While Bernie and Sheriff Gordo look for Joe and The Blond Assassin, Joe is tempted to terminate his prisoner.
Warning: This is an overview of Episode 204 of Dark Winds, so there will be scads of spoilers here. We strongly recommend that you not read this if you have not yet watched the episode on AMC or AMC+.
Lt. Joe Leaphorn is pushed to the edge by his prisoner. Sgt. Bernadette “Bernie” Manuelito takes charge while searching with Sheriff Gordo Sena. Jim Chee is paid in full by one client, then offered even more money by the client’s husband. What are we to make of this? Here are our five takeaways from “The March,” Episode 204 of Dark Winds.
Takeaway No. 1
OK, admit it: You thought Joe would shoot the SOB, didn’t you? Especially after he told Sgt. Manuelito: “This is the man who murdered my son, Bernie! I’m not gonna lose him!” — and then jumped into a canyon to pursue The Blond Assassin, aka Colton Wolf (Nicholas Logan). But no: Even though Joe banged himself up pretty seriously when he landed on the rocks below, he still managed — more or less through sheer force of will — to get the drop on Wolf, handcuff the guy, and then become a “sheepherder” by tying a rope around his prisoner’s neck and leading/yanking him to where they might catch up with Bernie, Sheriff Gordo (A Martinez) and other members of the local constabulary. During the forced march, Wolf repeatedly tried to bait Joe, and at one point insisted that the two of them were very much alike. (Sounds a bit like the mind game that The Swede tried to pull on Cullen Bohannan on Hell on Wheels, doesn’t it?) Joe insisted they were nothing alike. But, all things considered, it’s probably a good thing Bernie showed up before Joe changed his mind.
Takeaway No. 2
This is an episode they should submit to Emmy Award voters next year in their campaign to land a Best Actor nomination for Zahn McClarnon. Indeed, just his ambiguous expression in the episode’s final moments should be enough for two or three glittering prizes.

Takeaway No. 3
Meanwhile, Bernie took advantage of her familiarity with the search area — and made a take-no-guff assertion of her authority — while she and Sheriff Gordo searched for Joe and Wolf on horseback.
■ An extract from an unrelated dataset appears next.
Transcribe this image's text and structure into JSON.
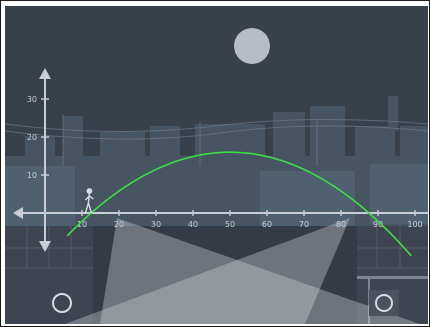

And when Gordo complained that, gosh, she sure wasn’t making it easy, she snapped: “Making it easy never got me anywhere I wanted to go.” Perhaps she wasn’t thinking only of her determination to find Joe (and, maybe, prevent him from taking the law into his own hands). Her words might have also reflected her previously expressed discontent with her current job, and her desire — despite her loyalty to Joe — to consider other employment opportunities.
Takeaway No. 4
Poor Sally Growing Thunder (Elva Guerra) is feeling the strain of teenage motherhood in the worst ways — to the point of telling Emma Leaphorn (Deanna Allison) that, while she appreciates what Emma and Joe have done for her, she feels having a baby (fathered, it should be remembered, by the last person on earth she’d want to have as a father for her child) is just another way she has been denied the chance to make choices for herself about her life. Are viewers being set up for something, well, tragic? Maybe, maybe not. But it sure seems that, based on the brief conversation they had before they were pointedly interrupted by Emma, Mary Landon (Jacqueline Byers), the L.A. Times reporter looking into forced sterilizations of Native women, may become Sally’s confidant in the not so distant future.

Takeaway No. 5
Chee was visited in his motel room by Rosemary Vines (Jeri Ryan), wife of B.J. Vines (John Henry Diehl), and… hey, wipe that smile off your face. She was there to give him final payment for the detective work she hired him to do. She offered some transparently BS excuse that she made a mistake by involving herself in her husband’s business, and really should have asked Chee to find the lockbox stolen from their home. Chee took the money, but couldn’t help noticing Rosemary’s stricken reaction to his reference to the death of Thomas Charley. (Like, she hadn’t yet known he had been killed.) But Chee didn’t have much time to wonder about whether Rosemary and Thomas had been, ahem, close. B.J. barged into the motel room, gun in hand, and accused Chee of having an affair with his wife. Chee convinced the guy (after disarming him, of course) that he was a detective, not an adulterer — so B.J. immediately changed course and offered B.J. more money than you can shake a stick at, plus the stick, to find out with whom Rosemary has been cavorting. Later, during an ineffably creepy dinner scene in the Vines’ well-appointed home, B.J. “requested” that Rosemary stop sticking her nose into his business. He also gave her an engraved necklace (reading “Fidelis,” or faithful). Nothing good is likely to come of this.